Initially, it was thought that the death toll from COVID-19 was somewhere around 1-2%. The problem is, despite the recorded deaths being very accurate, it is extremely likely that there will be people who have contracted the virus and have gone undetected – mostly due to making a quick recovery from mild symptoms. This would result in an over-estimation of the death rate. Presently, the death rate in China (where the outbreak began) is 3.78%, whilst in Italy (the main European hotspot thus far) it is noticeably higher at 4.25%. Meanwhile, Iran and South Korea have also reported a large number of cases over the past month. However, it still appears like the majority of deaths are in the older population or amongst those with pre-existing medical conditions. This would explain the higher death rate in Italy, which has an older population than China.

But whilst the death rate may be slightly higher, it is the spread of the virus which is the most concerning. Yesterday, both Italy and Iran reported a huge spike – with Iran’s total cases rising over 35% and Italy reporting almost 800 new cases. Here in the UK, after almost 50 new cases yesterday, the UK’s chief medical adviser suggested that “health officials are moving towards the [delay] stage” with regards to the outbreak.
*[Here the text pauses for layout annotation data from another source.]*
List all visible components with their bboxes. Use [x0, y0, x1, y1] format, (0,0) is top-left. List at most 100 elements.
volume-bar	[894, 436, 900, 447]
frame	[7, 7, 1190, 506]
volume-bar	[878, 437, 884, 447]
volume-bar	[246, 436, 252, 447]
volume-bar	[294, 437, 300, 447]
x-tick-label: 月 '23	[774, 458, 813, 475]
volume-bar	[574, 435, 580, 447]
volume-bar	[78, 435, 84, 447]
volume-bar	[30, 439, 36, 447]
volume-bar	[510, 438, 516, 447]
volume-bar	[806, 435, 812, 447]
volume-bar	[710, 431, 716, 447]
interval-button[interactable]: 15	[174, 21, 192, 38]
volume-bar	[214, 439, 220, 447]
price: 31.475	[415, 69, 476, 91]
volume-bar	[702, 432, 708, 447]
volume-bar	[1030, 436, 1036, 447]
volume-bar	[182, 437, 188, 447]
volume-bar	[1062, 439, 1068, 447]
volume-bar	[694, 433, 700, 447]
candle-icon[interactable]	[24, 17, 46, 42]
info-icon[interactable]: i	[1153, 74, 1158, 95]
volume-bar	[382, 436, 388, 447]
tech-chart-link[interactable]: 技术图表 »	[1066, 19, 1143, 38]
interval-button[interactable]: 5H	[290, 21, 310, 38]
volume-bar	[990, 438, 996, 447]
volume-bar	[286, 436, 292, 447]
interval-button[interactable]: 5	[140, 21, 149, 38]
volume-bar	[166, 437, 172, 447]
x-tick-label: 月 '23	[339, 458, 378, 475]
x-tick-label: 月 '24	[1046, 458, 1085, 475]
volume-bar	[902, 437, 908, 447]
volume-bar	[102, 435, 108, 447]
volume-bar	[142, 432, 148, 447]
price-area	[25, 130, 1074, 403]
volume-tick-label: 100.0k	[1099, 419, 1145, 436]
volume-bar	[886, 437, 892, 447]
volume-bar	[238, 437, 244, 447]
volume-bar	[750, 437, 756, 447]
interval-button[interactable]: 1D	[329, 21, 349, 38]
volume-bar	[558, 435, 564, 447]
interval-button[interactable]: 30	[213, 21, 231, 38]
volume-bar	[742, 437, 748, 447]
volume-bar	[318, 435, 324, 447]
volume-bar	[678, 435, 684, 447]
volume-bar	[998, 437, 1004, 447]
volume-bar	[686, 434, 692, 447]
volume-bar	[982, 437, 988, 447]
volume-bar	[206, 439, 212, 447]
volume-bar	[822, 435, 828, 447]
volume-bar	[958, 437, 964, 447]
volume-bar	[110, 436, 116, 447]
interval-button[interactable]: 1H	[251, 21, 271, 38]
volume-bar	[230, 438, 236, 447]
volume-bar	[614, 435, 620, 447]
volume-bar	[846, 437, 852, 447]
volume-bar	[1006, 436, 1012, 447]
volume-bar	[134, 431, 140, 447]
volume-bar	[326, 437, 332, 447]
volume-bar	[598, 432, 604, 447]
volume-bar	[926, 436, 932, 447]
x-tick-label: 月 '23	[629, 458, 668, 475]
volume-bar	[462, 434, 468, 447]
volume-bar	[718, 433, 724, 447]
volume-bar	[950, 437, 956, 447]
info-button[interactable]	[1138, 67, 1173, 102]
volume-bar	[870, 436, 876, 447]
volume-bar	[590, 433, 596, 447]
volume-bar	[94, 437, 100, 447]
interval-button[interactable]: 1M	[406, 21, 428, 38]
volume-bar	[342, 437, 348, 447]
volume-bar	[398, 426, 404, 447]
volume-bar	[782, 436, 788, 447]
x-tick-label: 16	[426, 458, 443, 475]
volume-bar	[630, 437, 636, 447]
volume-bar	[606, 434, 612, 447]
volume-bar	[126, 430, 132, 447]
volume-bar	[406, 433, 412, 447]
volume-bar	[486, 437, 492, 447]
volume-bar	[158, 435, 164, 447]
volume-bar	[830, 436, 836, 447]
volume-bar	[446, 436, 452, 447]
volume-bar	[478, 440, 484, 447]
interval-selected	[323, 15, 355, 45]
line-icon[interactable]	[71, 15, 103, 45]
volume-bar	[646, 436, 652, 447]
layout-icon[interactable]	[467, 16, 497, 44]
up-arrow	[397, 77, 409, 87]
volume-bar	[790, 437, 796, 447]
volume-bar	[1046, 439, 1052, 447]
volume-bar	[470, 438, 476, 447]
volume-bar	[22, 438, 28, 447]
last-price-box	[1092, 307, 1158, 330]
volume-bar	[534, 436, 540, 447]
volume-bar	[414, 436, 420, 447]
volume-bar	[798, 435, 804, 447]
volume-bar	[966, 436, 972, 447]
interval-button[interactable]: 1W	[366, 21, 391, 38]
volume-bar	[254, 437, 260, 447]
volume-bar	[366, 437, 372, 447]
A vaccine is still months away – at least

A fact is that vaccines take time to develop. During the SARS outbreak of 2002-03, it took around 20 months before the vaccine was ready to be tested on humans. With technology having advanced considerably in the 17 years since then, the time taken to develop the vaccine and have it ready for testing in people should be shorter. However, despite prototype vaccines being well into development, the WHO reported last month that they believed that it could still be as long as 18 months before the first vaccine is publicly available (due to all necessary testing). So, until then, the focus needs to be on hygiene (such as washing hands thoroughly and regularly if possible and, if not, using anti-bacterial hand gel instead), and avoiding unnecessary contact which could result in a faster spread of the virus.

How does it compare to the ‘original’ SARS?

As has been reported, ‘coronavirus’ refers to a family of related viruses rather than the specific outbreak. The specific disease is called COVID-19, whereas the virus itself is called SARS-CoV-2 – so called because of the aforementioned ‘original’ SARS-CoV outbreak of 2002-03. Back then, there were over 8000 known cases across 33 countries – a small fraction of the over-100,000 cases across 97 countries reported so far. But the fatality rate back then was higher: around 10%. In both cases, the virus is believed to have originated from an animal reservoir and then spread across the species barrier to humans.

Coronavirus is beginning to spread – and spread fast – but it is worth keeping a sense of reason here. New cases in China, where the situation two weeks ago was grim, appear to be slowing and, hopefully, the spread of the virus will begin to tail off in the worst parts soon. Panic buying and petty theft, as is (unbelievably) occurring in some places, is not going to help anybody. Calmness, and awareness, will.